[dataimport] order of ExtEntities should be irrelevant (closes #13117472)
authorNicolas Chauvat <nicolas.chauvat@logilab.fr>
Wed, 04 May 2016 23:52:36 +0200
changeset 11275 814f54d6183b
parent 11274 d0f6fe008ec4
child 11278 19fcce6dc6d1
[dataimport] order of ExtEntities should be irrelevant (closes #13117472)
dataimport/importer.py
dataimport/test/unittest_importer.py
--- a/dataimport/importer.py	Wed Jun 01 15:36:18 2016 +0200
+++ b/dataimport/importer.py	Wed May 04 23:52:36 2016 +0200
@@ -286,6 +286,7 @@
         """
         schema = self.schema
         extid2eid = self.extid2eid
+        order_hint = list(self.etypes_order_hint)
         for ext_entity in ext_entities:
             # check data in the transitional representation and prepare it for
             # later insertion in the database
@@ -295,12 +296,17 @@
                 queue.setdefault(ext_entity.etype, []).append(ext_entity)
                 continue
             yield ext_entity
+            if not queue:
+                continue
             # check for some entities in the queue that may now be ready. We'll have to restart
             # search for ready entities until no one is generated
+            for etype in queue:
+                if etype not in order_hint:
+                    order_hint.append(etype)
             new = True
             while new:
                 new = False
-                for etype in self.etypes_order_hint:
+                for etype in order_hint:
                     if etype in queue:
                         new_queue = []
                         for ext_entity in queue[etype]:
@@ -344,8 +350,8 @@
                 try:
                     subject_eid = extid2eid[subject_uri]
                     object_eid = extid2eid[object_uri]
-                except KeyError:
-                    missing_relations.append((subject_uri, rtype, object_uri))
+                except KeyError as exc:
+                    missing_relations.append((subject_uri, rtype, object_uri, exc))
                     continue
                 if (subject_eid, object_eid) not in existing:
                     prepare_insert_relation(subject_eid, rtype, object_eid)
@@ -367,8 +373,9 @@
                 raise Exception('\n'.join(msgs))
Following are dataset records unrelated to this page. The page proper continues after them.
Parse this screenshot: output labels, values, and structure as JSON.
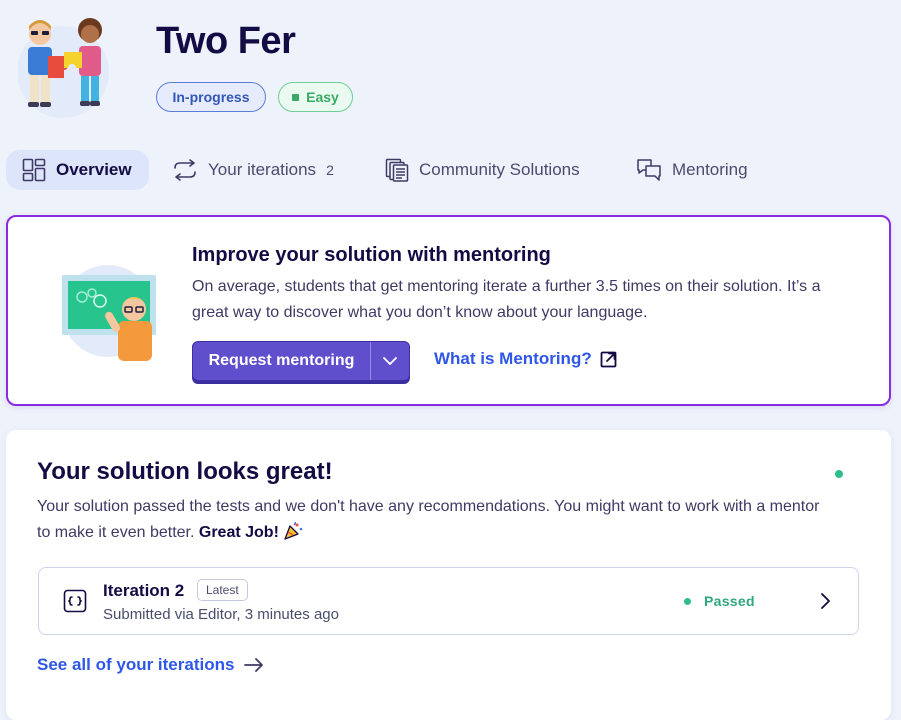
{
  "exercise": {
    "title": "Two Fer",
    "status_badge": "In-progress",
    "difficulty_badge": "Easy"
  },
  "tabs": [
    {
      "label": "Overview",
      "icon": "overview-icon",
      "active": true
    },
    {
      "label": "Your iterations",
      "count": "2",
      "icon": "iterations-icon"
    },
    {
      "label": "Community Solutions",
      "icon": "community-solutions-icon"
    },
    {
      "label": "Mentoring",
      "icon": "mentoring-icon"
    }
  ],
  "mentoring_card": {
    "title": "Improve your solution with mentoring",
    "description": "On average, students that get mentoring iterate a further 3.5 times on their solution. It’s a great way to discover what you don’t know about your language.",
    "button_label": "Request mentoring",
    "link_label": "What is Mentoring?"
  },
  "solution_card": {
    "title": "Your solution looks great!",
    "description": "Your solution passed the tests and we don't have any recommendations. You might want to work with a mentor to make it even better.",
    "praise": "Great Job!",
    "iteration": {
      "name": "Iteration 2",
      "latest_label": "Latest",
      "submitted": "Submitted via Editor, 3 minutes ago",
      "status": "Passed"
    },
    "see_all_label": "See all of your iterations"
  },
  "colors": {
    "accent": "#604fcd",
    "link": "#2e57e8",
    "passed": "#2fbc8a",
    "mentor_border": "#8a2be2"
  }
}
         if missing_relations:
             msgs = ["can't create some relations, is there missing data?"]
-            for subject_uri, rtype, object_uri in missing_relations:
-                msgs.append("%s %s %s" % (subject_uri, rtype, object_uri))
+            for subject_uri, rtype, object_uri, exc in missing_relations:
+                msgs.append("Could not find %s when trying to insert (%s, %s, %s)"
+                            % (exc, subject_uri, rtype, object_uri))
             map(error, msgs)
             if self.raise_on_error:
                 raise Exception('\n'.join(msgs))
--- a/dataimport/test/unittest_importer.py	Wed Jun 01 15:36:18 2016 +0200
+++ b/dataimport/test/unittest_importer.py	Wed May 04 23:52:36 2016 +0200
@@ -126,6 +126,19 @@
             self.assertEqual(entity.nom, u'Richelieu')
             self.assertEqual(len(entity.connait), 0)
 
+    def test_import_order(self):
+        """Check import of ext entity in both order"""
+        with self.admin_access.repo_cnx() as cnx:
+            importer = self.importer(cnx)
+            richelieu = ExtEntity('Personne', 3, {'nom': set([u'Richelieu']),
+                                                  'enfant': set([4])})
+            athos = ExtEntity('Personne', 4, {'nom': set([u'Athos'])})
+            importer.import_entities([richelieu, athos])
+            cnx.commit()
+            rset = cnx.execute('Any X WHERE X is Personne, X nom "Richelieu"')
+            entity = rset.get_entity(0, 0)
+            self.assertEqual(entity.enfant[0].nom, 'Athos')
+
     def test_update(self):
         """Check update of ext entity"""
         with self.admin_access.repo_cnx() as cnx: